La manifattura additiva ha sempre incontrato un ostacolo che ha condizionato il dispiegarsi delle sue potenzialità nei processi produttivi: la ristrettezza del campo operativo. Di fatto, per anni è stata utilizzata per la prototipazione, o per la realizzazione di serie limitate di componenti. Questo ha pesato parecchio sui volumi, e anche su quelli delle macchine vendute per realizzarli. Per questo Prima Additive, scale up che costruisce macchine e celle robotizzate che con l’AM producono componenti in metallo – ha definito una strategia di crescita largamente fondata sull’ampliamento del campo di applicazione di questa tecnologia. Ufficialmente Prima Additive è nata pochi mesi fa, grazie all’intervento in una start-up dell’importante Gruppo Prima Industrie, che invece si occupa di laser e macchine per la lavorazione del metallo. E pertanto ha dimensioni contenute: circa 35 dipendenti, sede a Collegno (Torino) e uno stabilimento produttivo a Solbiate Olona (Varese). Tuttavia, Prima Additive ha ambiziosi obiettivi: il primo dei quali è la crescita dal 30% al 40% per il 2023.

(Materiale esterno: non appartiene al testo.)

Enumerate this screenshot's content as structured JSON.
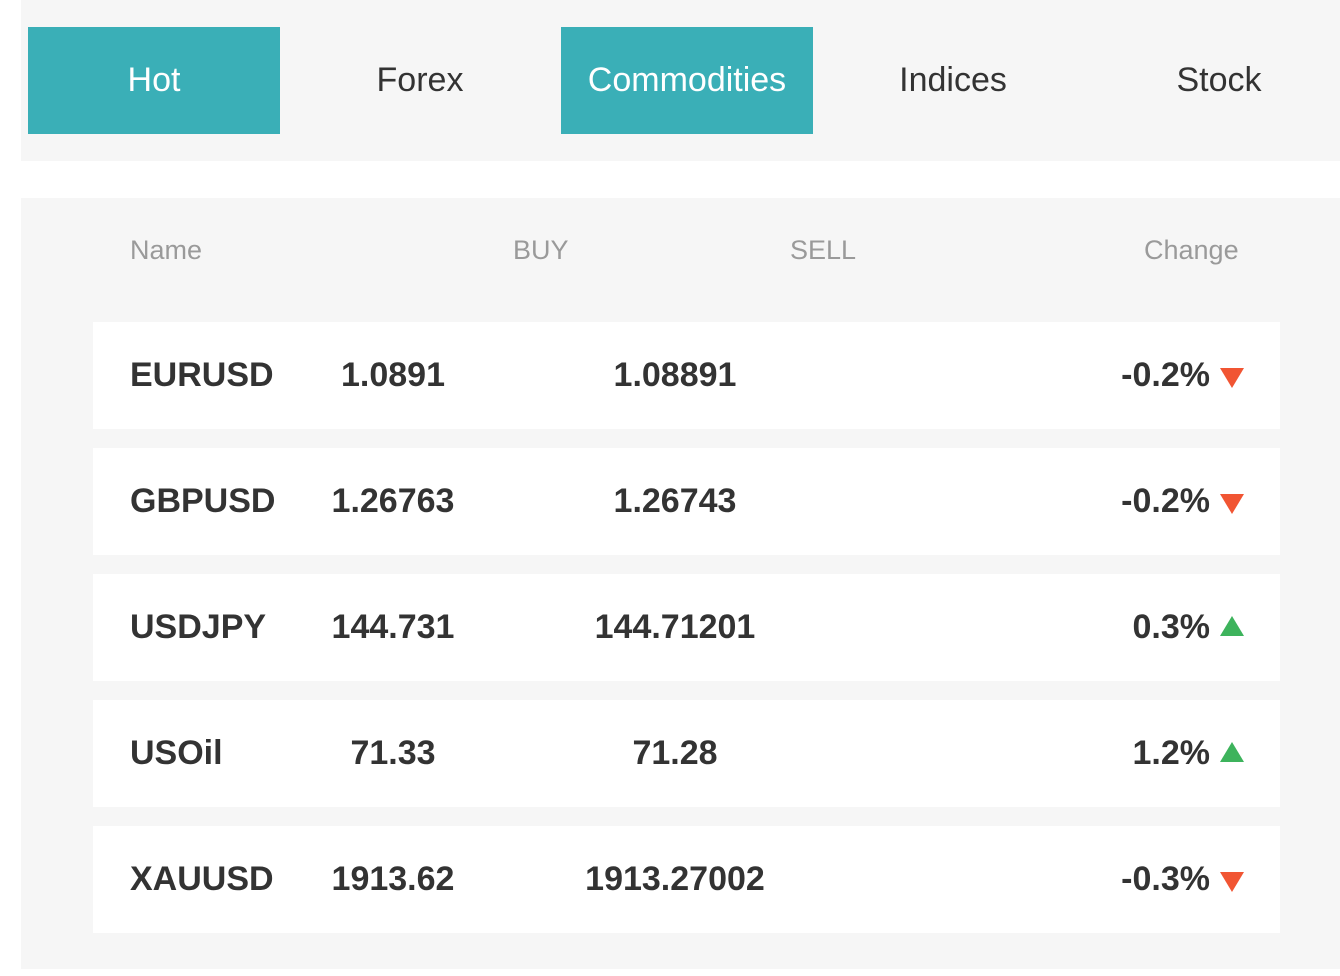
{
  "tabs": [
    {
      "label": "Hot",
      "active": true
    },
    {
      "label": "Forex",
      "active": false
    },
    {
      "label": "Commodities",
      "active": true
    },
    {
      "label": "Indices",
      "active": false
    },
    {
      "label": "Stock",
      "active": false
    }
  ],
  "table": {
    "headers": {
      "name": "Name",
      "buy": "BUY",
      "sell": "SELL",
      "change": "Change"
    },
    "rows": [
      {
        "name": "EURUSD",
        "buy": "1.0891",
        "sell": "1.08891",
        "change": "-0.2%",
        "direction": "down"
      },
      {
        "name": "GBPUSD",
        "buy": "1.26763",
        "sell": "1.26743",
        "change": "-0.2%",
        "direction": "down"
      },
      {
        "name": "USDJPY",
        "buy": "144.731",
        "sell": "144.71201",
        "change": "0.3%",
        "direction": "up"
      },
      {
        "name": "USOil",
        "buy": "71.33",
        "sell": "71.28",
        "change": "1.2%",
        "direction": "up"
      },
      {
        "name": "XAUUSD",
        "buy": "1913.62",
        "sell": "1913.27002",
        "change": "-0.3%",
        "direction": "down"
      }
    ]
  },
  "colors": {
    "accent": "#3aafb7",
    "down": "#f15533",
    "up": "#3db35c"
  }
}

Ma in cosa consiste questa strategia di crescita? Anzitutto, nella realizzazione di macchine che utilizzano più laser, e laser con una diversa lunghezza d’onda, blu e verdi. Questi ultimi non incontrano i limiti dei modelli ad infrarosso, che con difficoltà possono essere adoperati per trattare polveri di rame o di altri materiali altamente riflettenti, visto che gran parte dell’energia utilizzata viene riflessa. Lavorare metalli diversi significa ampliare lo spettro della clientela potenziale.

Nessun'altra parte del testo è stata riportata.